GM and Chrysler must have union agreements on pay and payments to a retiree union health-care fund complete by March 31 and an exchange of debt for equity under way. GM is meeting with advisers on the debt exchange, which hasn’t yet started, said Rashid-Merem, the spokeswoman. The loans allow for modification of those requirements.

United Auto Workers officials representing GM, Chrysler and Ford Motor Co. employees will meet this week in Detroit to prepare for negotiations with the automakers on expense cuts, UAW President Ron Gettelfinger said in an interview yesterday with trade magazine Automotive News.

Gettelfinger’s View

Gettelfinger said last month that he will ask President- elect Barack Obama to amend some terms in the loan agreements because of “unfair conditions singling out workers” in the auto industry’s biggest union.

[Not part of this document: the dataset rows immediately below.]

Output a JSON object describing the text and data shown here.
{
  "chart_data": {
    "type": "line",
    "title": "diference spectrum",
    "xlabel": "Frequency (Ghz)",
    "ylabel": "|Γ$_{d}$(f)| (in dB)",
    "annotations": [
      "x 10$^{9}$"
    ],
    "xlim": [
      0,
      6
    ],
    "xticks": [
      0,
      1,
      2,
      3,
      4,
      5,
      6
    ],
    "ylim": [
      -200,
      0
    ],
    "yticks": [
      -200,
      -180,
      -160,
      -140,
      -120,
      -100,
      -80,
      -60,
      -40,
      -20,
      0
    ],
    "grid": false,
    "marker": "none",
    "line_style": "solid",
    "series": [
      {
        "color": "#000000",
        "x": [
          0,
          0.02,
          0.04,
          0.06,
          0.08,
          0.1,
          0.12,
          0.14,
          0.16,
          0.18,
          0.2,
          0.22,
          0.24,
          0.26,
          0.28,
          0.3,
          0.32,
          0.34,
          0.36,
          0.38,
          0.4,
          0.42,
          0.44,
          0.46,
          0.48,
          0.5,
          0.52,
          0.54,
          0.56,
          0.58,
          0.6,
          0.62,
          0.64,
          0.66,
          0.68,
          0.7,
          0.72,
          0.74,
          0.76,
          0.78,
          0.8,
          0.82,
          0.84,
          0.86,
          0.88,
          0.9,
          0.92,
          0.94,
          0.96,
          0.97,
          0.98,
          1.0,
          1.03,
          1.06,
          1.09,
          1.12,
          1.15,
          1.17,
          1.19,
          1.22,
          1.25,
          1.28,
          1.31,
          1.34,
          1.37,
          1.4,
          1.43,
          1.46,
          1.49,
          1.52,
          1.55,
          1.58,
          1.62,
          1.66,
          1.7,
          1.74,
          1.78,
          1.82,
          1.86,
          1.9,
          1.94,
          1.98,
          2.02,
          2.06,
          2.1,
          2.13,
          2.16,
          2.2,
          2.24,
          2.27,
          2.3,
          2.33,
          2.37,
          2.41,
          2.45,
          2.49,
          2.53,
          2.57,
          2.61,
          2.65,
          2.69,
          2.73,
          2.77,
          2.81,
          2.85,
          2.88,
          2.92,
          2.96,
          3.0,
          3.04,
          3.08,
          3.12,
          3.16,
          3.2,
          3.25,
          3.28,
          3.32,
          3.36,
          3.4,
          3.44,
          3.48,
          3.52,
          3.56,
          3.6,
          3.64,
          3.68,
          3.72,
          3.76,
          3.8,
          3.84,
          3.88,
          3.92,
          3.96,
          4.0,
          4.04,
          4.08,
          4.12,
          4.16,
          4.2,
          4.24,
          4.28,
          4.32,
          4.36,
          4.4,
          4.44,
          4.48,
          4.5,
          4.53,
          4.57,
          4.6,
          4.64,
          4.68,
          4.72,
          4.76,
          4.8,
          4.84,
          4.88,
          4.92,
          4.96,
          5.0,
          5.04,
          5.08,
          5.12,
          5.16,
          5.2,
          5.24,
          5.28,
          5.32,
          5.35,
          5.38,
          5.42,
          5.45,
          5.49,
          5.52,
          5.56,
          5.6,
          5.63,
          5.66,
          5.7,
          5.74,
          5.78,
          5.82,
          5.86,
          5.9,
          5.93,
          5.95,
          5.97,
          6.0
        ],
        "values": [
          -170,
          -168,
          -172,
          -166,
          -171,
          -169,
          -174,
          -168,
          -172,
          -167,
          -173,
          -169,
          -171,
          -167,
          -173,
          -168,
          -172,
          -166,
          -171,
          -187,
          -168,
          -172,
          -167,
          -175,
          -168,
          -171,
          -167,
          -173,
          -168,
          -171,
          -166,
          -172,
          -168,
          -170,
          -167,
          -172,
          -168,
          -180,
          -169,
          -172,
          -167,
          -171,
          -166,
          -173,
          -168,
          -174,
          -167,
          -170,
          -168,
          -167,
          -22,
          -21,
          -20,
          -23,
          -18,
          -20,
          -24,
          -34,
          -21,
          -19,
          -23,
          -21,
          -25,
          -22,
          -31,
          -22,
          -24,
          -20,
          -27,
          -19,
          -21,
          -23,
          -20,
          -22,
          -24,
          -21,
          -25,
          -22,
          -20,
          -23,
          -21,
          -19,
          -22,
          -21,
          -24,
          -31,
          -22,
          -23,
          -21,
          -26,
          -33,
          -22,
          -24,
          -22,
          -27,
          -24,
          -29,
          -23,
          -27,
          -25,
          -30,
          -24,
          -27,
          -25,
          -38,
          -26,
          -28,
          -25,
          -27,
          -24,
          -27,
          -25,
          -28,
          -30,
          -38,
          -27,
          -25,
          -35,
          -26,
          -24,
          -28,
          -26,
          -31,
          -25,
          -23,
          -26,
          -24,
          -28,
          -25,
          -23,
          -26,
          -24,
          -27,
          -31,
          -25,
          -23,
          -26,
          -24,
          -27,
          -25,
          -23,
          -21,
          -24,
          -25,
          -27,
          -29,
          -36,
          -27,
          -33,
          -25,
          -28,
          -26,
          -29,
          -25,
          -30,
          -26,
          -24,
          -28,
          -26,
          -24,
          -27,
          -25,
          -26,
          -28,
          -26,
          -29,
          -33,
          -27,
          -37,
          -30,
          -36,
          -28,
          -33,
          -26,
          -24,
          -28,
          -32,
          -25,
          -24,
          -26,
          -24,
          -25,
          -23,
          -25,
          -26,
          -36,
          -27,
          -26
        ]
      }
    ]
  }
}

The UAW has said it’s willing to make concessions on how workers are paid when there’s no work for them and on the timing of payments into a retiree health-care fund.

Chrysler, the No. 3 U.S. automaker, said Dec. 2 it would run out of cash early this year without the loans. Auburn Hills, Michigan-based Chrysler finished the third quarter with $6.1 billion and needs at least $3 billion to operate, Chief Executive Officer Robert Nardelli told Congress Nov. 18.

GM’s losses have amounted to almost $73 billion since 2004. Chrysler says its first-half loss, the most recent information available, totaled $1.08 billion.

Chrysler is 80.1 percent owned by Cerberus Capital Management LP, which leads a group that owns 51 percent of GMAC.

Because it’s closely held, Chrysler isn’t required to release financial results, and the automaker said yesterday it still doesn’t plan to disclose financial data even now that it has received federal aid. The terms of the loans require that the information be shared with the Treasury Department.

Loan Terms

If GM or Chrysler is unable to develop a viable business plan, the U.S. loan terms also allow the funds to be used as so- called debtor-in-possession funding so the automakers can keep operating in bankruptcy. Both companies have said bankruptcy would result in liquidation, because they wouldn’t be able to get such loans from private banks.

GM outlined details of the loan agreements today in a U.S. regulatory filing, including a new $749 million note issued Dec. 31 and due Dec. 30, 2011. GM may be allowed to keep proceeds of the sale of assets such as a French factory, its Saab, Saturn, Hummer brands, or the AC Delco unit to pay for restructuring costs. GM has said previously it may sell those holdings.

The automaker also agreed on Nov. 28 to expand its responsibility to buy back GMAC-financed inventory at GM dealers whose service and sales accords are terminated, according to the filing.

GM will now buy back all undamaged and unaltered cars and trucks, according to the filing. GM had been limited to current model-year vehicles and those from prior years in inventory less than 120 days.